The identities of the attackers and their motives are unclear. While the extent to which the wave of rapes is a direct part of the ongoing conflict in parts of former Unity state is not known, the prevalence of armed youth is a direct result of the legacy of conflict in the region. A staff member of an international organization told Human Rights Watch:
These are most likely young men who were once mobilized and now have nothing to do. What we are witnessing now is the remnants of a culture of incentivized violence. This is what they know. What they have always done without consequence.
Human Rights Watch has previously documented widespread sexual violence during government-led offensives in central and southern Unity state, as well as forced recruitment of children. Attackers, including youth forcibly recruited by all parties to the conflict, were told by senior officers to loot and rape in lieu of wages during offensives in 2015 and 2016 in central and southern Unity state. UN human rights staff documented more than 120 rapes and other sexual violence during large-scale attacks on civilians in Leer and Mayendit Counties in mid-2018, calling the crimes a “weapon of war.”
The former Unity state, home to much of South Sudan’s oil production, has been the site of major atrocities since early 2014. Bentiu has changed hands multiple times between government and armed opposition, and more than 110,000 civilians are sheltering in a UN site for protection. Although South Sudan’s leaders signed a “revitalized” peace deal on September 12, fighting has continued between government and rebel forces in Guit and Koch counties, east of Bentiu. There has been no progress in establishing the hybrid South Sudanese-AU court envisioned in the deal, and impunity continues to fuel conflict.

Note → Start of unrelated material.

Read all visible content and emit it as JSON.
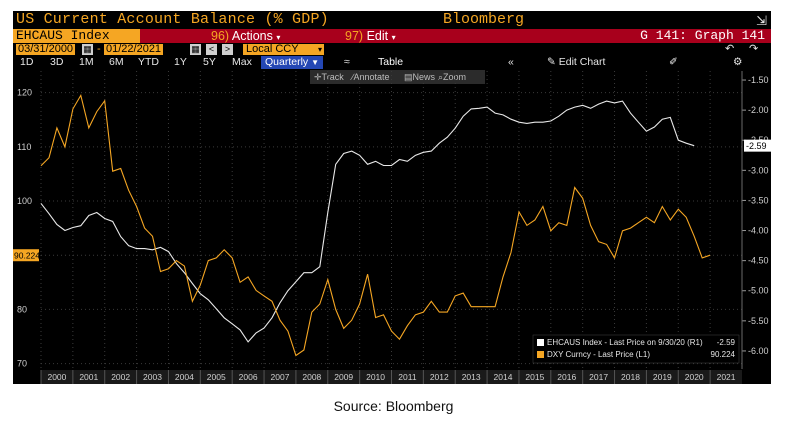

South Sudan has yet to sign a memorandum of understanding on the court or pass domestic legislation needed to establish it. The UN secretary-general and Security Council have in response to the reports of rapes in Bentiu called on the government to establish the hybrid court. Given these long delays and little indication the government will act on its own, the AU should proceed unilaterally to establish the court, Human Rights Watch said.
“Authorities at both the national and the state level should show that they are serious about addressing impunity for all crimes,” Pur said. “They should publicly commit to ensuring justice not only for the recent rapes in Bentiu, but also for all sexual violence and other crimes, and this requires setting up the court and putting it into operation right away.”